Tiene la voz ronca y lenta. Su situación, ahora, en Cartagena, no ha mejorado mucho, tanto tiempo después. Ousmane es descendiente de una larga generación de pescadores. La llegada de barcos europeos dejó al mar, dice, “sin vida”. “Tras meses sin pescar nada ya no teníamos ahorros, y había que seguir comprando comida y gasolina. Es ahí cuando piensas en tu futuro, en el de tu familia. Un día lo hablé con mis hermanos. Les dije: me voy a Europa a buscar una vida mejor”.
Sin embargo, nada de eso ha sucedido. La vida mejor, para Ousmane, no existe. Arregla redes medio escondido por 500 euros al mes. Comparte a medias el dormitorio de un piso en un barrio periférico de la ciudad portuaria. Envía la mayor parte del dinero a su madre, a sus dos hijos. Tuvo un tercero, pero murió cuando él ya llevaba unos años en España. No llegó a conocerlo en persona.
Ha dormido en la calle y en albergues gestionados por organizaciones caritativas. Vive cada día dándole vueltas a la posibilidad de regresar. “En Senegal creemos que Europa y España son una tierra de oportunidades. Pero no es verdad. Cuando le digo a mis hermanos que es mejor que se queden allí no me creen”, afirma.
No le creen cuando les dice que trabaja en unas condiciones pésimas, sin derechos, desde hace casi veinte años. Que no hay momento en que no se sienta un extraño. Que cuando acabó el primer día en los invernaderos de Almería se quería morir.
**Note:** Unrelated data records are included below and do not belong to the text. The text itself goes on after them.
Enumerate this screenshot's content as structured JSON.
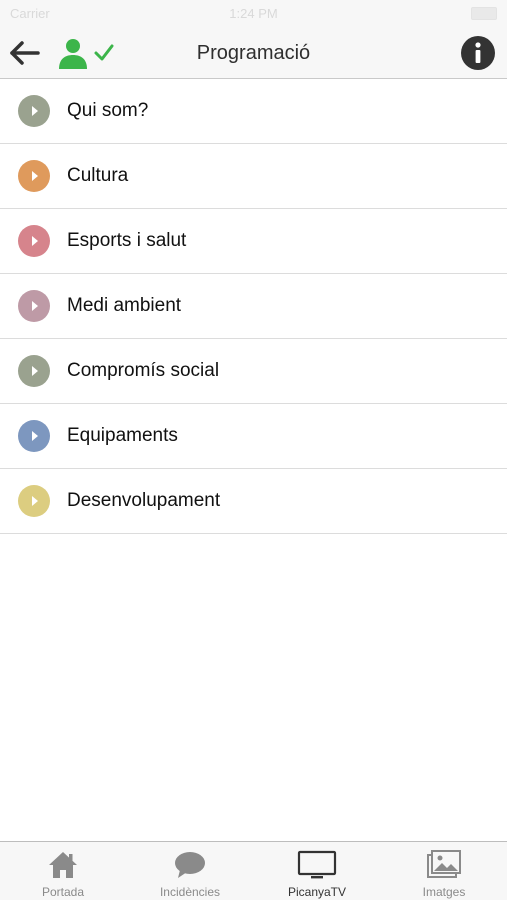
{
  "status_bar": {
    "carrier": "Carrier",
    "time": "1:24 PM"
  },
  "nav": {
    "title": "Programació",
    "back_icon": "arrow-left-icon",
    "user_icon": "user-verified-icon",
    "info_icon": "info-icon",
    "user_color": "#3cb54a",
    "check_color": "#3cb54a",
    "info_color": "#333333"
  },
  "menu": {
    "items": [
      {
        "label": "Qui som?",
        "color": "#9aa28f"
      },
      {
        "label": "Cultura",
        "color": "#df9a5c"
      },
      {
        "label": "Esports i salut",
        "color": "#d6848c"
      },
      {
        "label": "Medi ambient",
        "color": "#be9aa6"
      },
      {
        "label": "Compromís social",
        "color": "#9aa28f"
      },
      {
        "label": "Equipaments",
        "color": "#7d97bf"
      },
      {
        "label": "Desenvolupament",
        "color": "#dccd80"
      }
    ]
  },
  "tabs": [
    {
      "label": "Portada",
      "icon": "home-icon"
    },
    {
      "label": "Incidències",
      "icon": "chat-bubble-icon"
    },
    {
      "label": "PicanyaTV",
      "icon": "tv-icon",
      "active": true
    },
    {
      "label": "Imatges",
      "icon": "images-icon"
    }
  ]
}
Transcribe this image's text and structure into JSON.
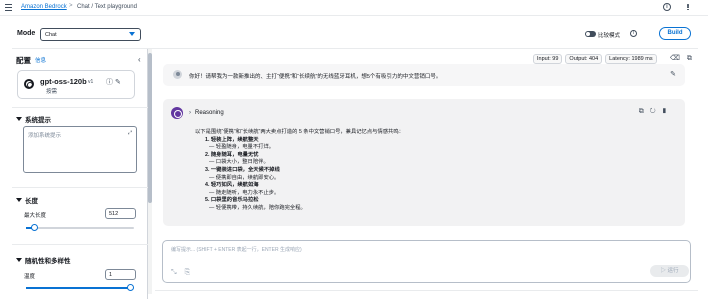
{
  "breadcrumb": {
    "root": "Amazon Bedrock",
    "separator": ">",
    "current": "Chat / Text playground"
  },
  "mode": {
    "label": "Mode",
    "selected": "Chat"
  },
  "header_actions": {
    "compare_label": "比较模式",
    "build_label": "Build"
  },
  "config": {
    "title": "配置",
    "info_link": "信息",
    "model": {
      "name": "gpt-oss-120b",
      "version": "v1",
      "mode": "按需"
    },
    "system_prompt": {
      "heading": "系统提示",
      "placeholder": "添加系统提示"
    },
    "length": {
      "heading": "长度",
      "max_length_label": "最大长度",
      "max_length_value": "512",
      "slider_fraction": 0.05
    },
    "randomness": {
      "heading": "随机性和多样性",
      "temperature_label": "温度",
      "temperature_value": "1",
      "slider_fraction": 1.0
    }
  },
  "metrics": {
    "input": "Input: 99",
    "output": "Output: 404",
    "latency": "Latency: 1989 ms"
  },
  "user_message": "你好！请帮我为一款新推出的、主打“便携”和“长续航”的无线蓝牙耳机，想5个有吸引力的中文营销口号。",
  "reply": {
    "reasoning_label": "Reasoning",
    "intro": "以下是围绕“便携”和“长续航”两大卖点打造的 5 条中文营销口号，兼具记忆点与情感共鸣：",
    "items": [
      {
        "title": "1. 轻装上阵，续航整天",
        "desc": "— 轻盈随身，电量不打烊。"
      },
      {
        "title": "2. 随身随耳，电量无忧",
        "desc": "— 口袋大小，整日陪伴。"
      },
      {
        "title": "3. 一键装进口袋，全天候不掉线",
        "desc": "— 便携即自由，续航即安心。"
      },
      {
        "title": "4. 轻巧如风，续航如海",
        "desc": "— 随走随听，电力永不止步。"
      },
      {
        "title": "5. 口袋里的音乐马拉松",
        "desc": "— 轻便携带，持久续航，陪你跑完全程。"
      }
    ]
  },
  "composer": {
    "placeholder": "编写提示... (SHIFT + ENTER 表起一行，ENTER 生成响应)",
    "run_label": "▷ 运行"
  },
  "colors": {
    "accent": "#0972d3",
    "reasoning_avatar": "#6237a0"
  }
}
Que, si pudiera retroceder en el tiempo y volver a 2006, nunca se embarcaría en un cayuco.
“El Gobierno -de España- nos dice: si entras aquí no tienes derecho a trabajar. Pero para conseguir los papeles tenemos que tener un contrato de trabajo, y no nos dan facilidades. Es un sinsentido”, denuncia Ousmane.
Personas como él o como el resto de senegaleses que finalizan la jornada en la Cofradía de Cartagena son víctimas de una feroz desigualdad que condena sus vidas al desarraigo y al sufrimiento. Pero también son parte indiscutible del futuro del sector pesquero español. Decenas de marineros que han necesitado años de incertidumbre para poder trabajar de lo suyo van abandonando la lonja hasta el día siguiente. Se gastan bromas y se ríen, con el alivio del trabajo recién concluido.
Ousmane, sin embargo, sigue sentado junto a la furgoneta blanca. Aún le quedan un par de horas para marcharse a su casa. Teme que el momento de colocarse el chubasquero y las botas de goma sintética nunca llegue. Todavía tiene que formalizar los papeles y que sacarse el curso que le dé permiso para embarcar. Cuesta 850 euros y tendrá que pagarlos de su bolsillo. Ha perdido la cuenta del tiempo que lleva intentando tachar de su lista ambas tareas. “Es muy desagradecido”, dice, al tiempo que suelta la red. “A veces pienso en dejarlo. Pero qué hago si no. Qué como. Qué dinero mando a mi familia. Yo lo que quiero es pescar, y llevo veinte años sin hacerlo”.